For brevity’s sake, let’s call this quantity Q. Now, I know sometimes it can be confusing to work through a derivation without understanding the physical significance of each step or quantity. Try to think of this purely from a math perspective or, if you really want, you can think of this as the sum of the particles’ angular momentum. However, note that angular

momentum is the cross-product of the position vector and linear momentum, not a dot product, so this is more like angular momentum with respect to the perpendicular component of linear momentum. Now, we can take a time derivative of Q. Applying the product rule for derivatives, this gets

us dp/dt times r plus p times dr/dt on the lefthand side of our equation. Since linear momentum is mass times velocity, we can split Q apart into the product of m times the velocity, or dr/dt, times the position vector r. This is equal to ½ times the second

derivative of the moment of inertia, since I is just the sum of m_i times r_i squared. The ½ comes from the chain rule. This is a bit messier than we would like. We can take the time average over a period 𝜏 to get 1 over the period times the integral of thesecond derivative of I. Note that for

orbital motion, dI/dt at 𝜏 is the same as dI/dt at 0, and so these two terms cancel out. The lefthand side of our equation is now just zero. Yay. Next, let’s look at the righthand side of our equation. According to Newton’s Second

Law, force is equal to mass times acceleration. In other words, force is equal to mass times dv/dt, where mv just equals the linear momentum. So we can rewrite the first term on the righthand side as the sum of F times r.
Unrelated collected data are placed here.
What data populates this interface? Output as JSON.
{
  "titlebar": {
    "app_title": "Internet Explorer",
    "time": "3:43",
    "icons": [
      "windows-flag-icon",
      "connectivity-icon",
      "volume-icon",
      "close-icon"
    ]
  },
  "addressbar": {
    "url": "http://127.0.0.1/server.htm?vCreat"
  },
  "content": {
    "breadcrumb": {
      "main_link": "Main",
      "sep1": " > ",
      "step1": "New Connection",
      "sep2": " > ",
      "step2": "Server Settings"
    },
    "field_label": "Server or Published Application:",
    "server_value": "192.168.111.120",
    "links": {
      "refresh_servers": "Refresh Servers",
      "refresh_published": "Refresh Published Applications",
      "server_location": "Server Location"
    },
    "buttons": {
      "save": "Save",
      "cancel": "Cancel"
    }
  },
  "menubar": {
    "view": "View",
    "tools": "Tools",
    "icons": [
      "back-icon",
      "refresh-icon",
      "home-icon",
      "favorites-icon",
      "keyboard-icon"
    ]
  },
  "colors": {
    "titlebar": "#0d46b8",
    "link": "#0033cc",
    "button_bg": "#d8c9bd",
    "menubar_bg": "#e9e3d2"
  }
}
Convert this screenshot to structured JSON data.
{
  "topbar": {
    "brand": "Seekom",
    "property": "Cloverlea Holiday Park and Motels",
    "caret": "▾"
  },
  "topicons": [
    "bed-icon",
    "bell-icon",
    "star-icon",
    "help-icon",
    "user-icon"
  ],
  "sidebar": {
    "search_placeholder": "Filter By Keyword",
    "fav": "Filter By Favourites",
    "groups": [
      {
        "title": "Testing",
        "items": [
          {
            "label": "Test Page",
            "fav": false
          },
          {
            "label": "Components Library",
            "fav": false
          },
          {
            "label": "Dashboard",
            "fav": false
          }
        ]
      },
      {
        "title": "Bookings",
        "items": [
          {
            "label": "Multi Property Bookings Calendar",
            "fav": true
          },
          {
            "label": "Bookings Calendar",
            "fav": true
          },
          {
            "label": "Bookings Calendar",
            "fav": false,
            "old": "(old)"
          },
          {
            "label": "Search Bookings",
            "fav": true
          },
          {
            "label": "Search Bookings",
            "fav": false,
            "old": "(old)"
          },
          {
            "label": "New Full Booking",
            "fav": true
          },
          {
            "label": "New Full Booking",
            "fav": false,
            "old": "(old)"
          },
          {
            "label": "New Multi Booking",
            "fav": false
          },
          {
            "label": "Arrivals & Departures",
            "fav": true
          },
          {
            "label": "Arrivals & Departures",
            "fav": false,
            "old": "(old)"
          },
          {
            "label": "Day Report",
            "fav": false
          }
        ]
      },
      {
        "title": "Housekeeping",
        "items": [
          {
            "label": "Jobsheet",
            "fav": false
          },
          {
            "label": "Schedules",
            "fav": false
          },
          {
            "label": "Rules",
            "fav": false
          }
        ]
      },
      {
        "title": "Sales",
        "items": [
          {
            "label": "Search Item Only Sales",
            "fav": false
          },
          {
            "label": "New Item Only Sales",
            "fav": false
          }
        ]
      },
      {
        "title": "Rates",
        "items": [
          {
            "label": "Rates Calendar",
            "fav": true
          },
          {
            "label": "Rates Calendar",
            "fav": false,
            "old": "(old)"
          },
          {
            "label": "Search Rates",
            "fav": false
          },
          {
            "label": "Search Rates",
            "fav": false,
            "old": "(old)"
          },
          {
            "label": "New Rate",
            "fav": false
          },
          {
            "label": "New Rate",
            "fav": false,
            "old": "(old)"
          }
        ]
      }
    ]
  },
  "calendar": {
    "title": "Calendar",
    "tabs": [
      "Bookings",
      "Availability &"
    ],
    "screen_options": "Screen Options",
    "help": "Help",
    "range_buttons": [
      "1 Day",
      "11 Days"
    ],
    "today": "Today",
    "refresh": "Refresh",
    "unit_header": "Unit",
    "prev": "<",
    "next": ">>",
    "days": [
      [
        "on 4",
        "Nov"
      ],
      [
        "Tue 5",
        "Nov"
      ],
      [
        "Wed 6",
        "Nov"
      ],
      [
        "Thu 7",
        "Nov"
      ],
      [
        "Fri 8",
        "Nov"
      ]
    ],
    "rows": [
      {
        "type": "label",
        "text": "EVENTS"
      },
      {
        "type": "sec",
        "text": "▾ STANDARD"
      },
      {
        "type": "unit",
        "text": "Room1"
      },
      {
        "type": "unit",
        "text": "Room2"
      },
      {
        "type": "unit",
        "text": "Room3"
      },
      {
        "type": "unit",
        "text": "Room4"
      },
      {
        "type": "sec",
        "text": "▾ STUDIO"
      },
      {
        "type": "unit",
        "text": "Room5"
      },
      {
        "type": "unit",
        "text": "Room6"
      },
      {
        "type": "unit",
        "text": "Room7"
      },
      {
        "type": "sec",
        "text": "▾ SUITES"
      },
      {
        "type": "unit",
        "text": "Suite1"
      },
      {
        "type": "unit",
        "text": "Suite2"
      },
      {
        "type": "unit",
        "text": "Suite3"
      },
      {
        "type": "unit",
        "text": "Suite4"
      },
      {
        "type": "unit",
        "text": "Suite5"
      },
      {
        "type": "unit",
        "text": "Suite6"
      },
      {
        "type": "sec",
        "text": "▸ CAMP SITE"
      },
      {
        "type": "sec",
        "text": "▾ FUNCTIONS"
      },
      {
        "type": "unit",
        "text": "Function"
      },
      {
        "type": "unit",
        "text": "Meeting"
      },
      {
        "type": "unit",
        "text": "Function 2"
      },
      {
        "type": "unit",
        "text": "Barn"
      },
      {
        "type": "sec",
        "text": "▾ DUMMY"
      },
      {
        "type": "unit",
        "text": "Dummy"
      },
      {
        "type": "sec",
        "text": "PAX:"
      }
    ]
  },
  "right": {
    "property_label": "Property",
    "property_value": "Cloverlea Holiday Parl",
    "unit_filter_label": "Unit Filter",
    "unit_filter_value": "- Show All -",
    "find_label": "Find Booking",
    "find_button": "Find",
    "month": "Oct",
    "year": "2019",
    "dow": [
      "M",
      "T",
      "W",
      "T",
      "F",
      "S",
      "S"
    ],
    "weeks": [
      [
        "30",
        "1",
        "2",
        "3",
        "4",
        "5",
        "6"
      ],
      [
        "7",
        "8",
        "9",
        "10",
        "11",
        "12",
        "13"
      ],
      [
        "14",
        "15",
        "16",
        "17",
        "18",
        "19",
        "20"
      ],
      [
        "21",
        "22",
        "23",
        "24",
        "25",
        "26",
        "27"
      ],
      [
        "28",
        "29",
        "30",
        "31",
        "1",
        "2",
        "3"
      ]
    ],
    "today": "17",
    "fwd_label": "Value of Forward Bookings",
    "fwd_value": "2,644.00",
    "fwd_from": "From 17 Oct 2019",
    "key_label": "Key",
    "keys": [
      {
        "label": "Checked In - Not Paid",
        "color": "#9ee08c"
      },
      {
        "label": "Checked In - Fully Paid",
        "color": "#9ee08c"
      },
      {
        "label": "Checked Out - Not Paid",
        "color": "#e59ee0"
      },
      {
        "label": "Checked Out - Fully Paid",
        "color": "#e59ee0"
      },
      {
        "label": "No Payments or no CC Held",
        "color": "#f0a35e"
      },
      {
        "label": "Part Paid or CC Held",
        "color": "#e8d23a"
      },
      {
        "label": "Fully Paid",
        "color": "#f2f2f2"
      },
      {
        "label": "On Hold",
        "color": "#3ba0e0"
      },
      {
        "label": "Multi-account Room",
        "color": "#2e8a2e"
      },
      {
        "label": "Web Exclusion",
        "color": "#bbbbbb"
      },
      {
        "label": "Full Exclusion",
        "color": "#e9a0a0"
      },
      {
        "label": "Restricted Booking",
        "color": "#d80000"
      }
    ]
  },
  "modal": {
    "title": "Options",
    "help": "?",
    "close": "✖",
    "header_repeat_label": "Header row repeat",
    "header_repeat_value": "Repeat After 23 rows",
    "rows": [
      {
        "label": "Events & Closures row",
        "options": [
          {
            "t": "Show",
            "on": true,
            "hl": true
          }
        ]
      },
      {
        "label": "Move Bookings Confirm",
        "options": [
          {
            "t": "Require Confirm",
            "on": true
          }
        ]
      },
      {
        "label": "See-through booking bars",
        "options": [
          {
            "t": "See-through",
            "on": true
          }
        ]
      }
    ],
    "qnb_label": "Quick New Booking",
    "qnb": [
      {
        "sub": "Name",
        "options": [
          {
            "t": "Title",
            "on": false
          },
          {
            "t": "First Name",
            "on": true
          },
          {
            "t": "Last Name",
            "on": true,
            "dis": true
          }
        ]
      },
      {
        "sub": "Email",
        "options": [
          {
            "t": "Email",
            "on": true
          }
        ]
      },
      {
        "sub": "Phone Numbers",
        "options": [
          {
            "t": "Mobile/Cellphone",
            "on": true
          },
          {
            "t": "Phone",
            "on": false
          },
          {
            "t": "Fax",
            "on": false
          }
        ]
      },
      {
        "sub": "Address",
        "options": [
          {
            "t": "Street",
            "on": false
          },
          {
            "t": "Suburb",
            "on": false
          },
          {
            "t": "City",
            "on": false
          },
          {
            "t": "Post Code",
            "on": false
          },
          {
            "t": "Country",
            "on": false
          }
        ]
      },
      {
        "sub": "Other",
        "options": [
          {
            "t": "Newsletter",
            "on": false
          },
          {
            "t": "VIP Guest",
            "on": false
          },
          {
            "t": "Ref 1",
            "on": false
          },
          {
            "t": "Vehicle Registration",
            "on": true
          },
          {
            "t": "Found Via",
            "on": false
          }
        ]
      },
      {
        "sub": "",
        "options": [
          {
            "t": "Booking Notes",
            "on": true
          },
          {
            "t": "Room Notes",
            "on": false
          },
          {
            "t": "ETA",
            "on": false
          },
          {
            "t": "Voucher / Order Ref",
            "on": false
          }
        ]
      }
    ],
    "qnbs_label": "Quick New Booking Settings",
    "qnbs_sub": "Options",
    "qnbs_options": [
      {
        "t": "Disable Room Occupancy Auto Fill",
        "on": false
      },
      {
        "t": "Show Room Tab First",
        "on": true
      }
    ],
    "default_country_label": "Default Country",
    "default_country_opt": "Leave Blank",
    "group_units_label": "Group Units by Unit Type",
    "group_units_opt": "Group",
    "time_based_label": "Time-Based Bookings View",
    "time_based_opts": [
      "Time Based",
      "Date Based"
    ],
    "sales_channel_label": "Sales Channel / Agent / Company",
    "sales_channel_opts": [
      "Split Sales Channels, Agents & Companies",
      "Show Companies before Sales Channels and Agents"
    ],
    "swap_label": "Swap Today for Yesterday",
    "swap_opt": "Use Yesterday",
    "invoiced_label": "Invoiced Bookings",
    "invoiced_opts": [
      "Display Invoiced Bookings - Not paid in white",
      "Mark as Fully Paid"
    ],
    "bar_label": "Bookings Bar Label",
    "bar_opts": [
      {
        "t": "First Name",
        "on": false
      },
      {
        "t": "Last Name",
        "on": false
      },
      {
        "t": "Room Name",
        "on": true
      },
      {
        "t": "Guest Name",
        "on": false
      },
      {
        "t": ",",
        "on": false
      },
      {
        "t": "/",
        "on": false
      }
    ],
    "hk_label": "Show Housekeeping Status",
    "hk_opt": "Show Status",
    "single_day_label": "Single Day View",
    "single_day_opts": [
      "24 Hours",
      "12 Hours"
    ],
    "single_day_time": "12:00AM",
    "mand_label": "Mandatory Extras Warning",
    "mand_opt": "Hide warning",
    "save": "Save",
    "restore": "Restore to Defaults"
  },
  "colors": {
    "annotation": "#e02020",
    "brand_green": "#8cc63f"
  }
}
The total force is equal to the negative gradient of the potential energy, so we can rewrite this as the gradient of U times r, or r times partial U over partial r. For a potential of the form kr^(n+1), this becomes (n+1) times the gravitational potential. By the inverse

square law, n=-2, so our term simplified to U. We can rewrite the second term, p times dr/dt as m times dr/dt times dr/dt, which is just mass times the velocity. You may recognize this as two times the formula for kinetic

energy. By now, you can probably see that the end is near. We have 0=2K+U. We can move the gravitational potential to the other side of our equation and divide by two to get the equation we started

with. This right here is the virial theorem. Cool. Why do we care? Well, the virial theorem allows us to estimate the kinetic energy of a complex system without having to consider every detail about the individual particles in the system. Let’s put the virial theorem into application.

Say we want to calculate the mass of a galaxy. Well, we can approximate its kinetic energy as ½ Mv squared and its potential energy as GM squared divided by its radius. Solving for mass, we get M equals velocity squared times r over the gravitational constant G.

Assuming we know the mean velocity and radius of the galaxy, we can calculate its mass.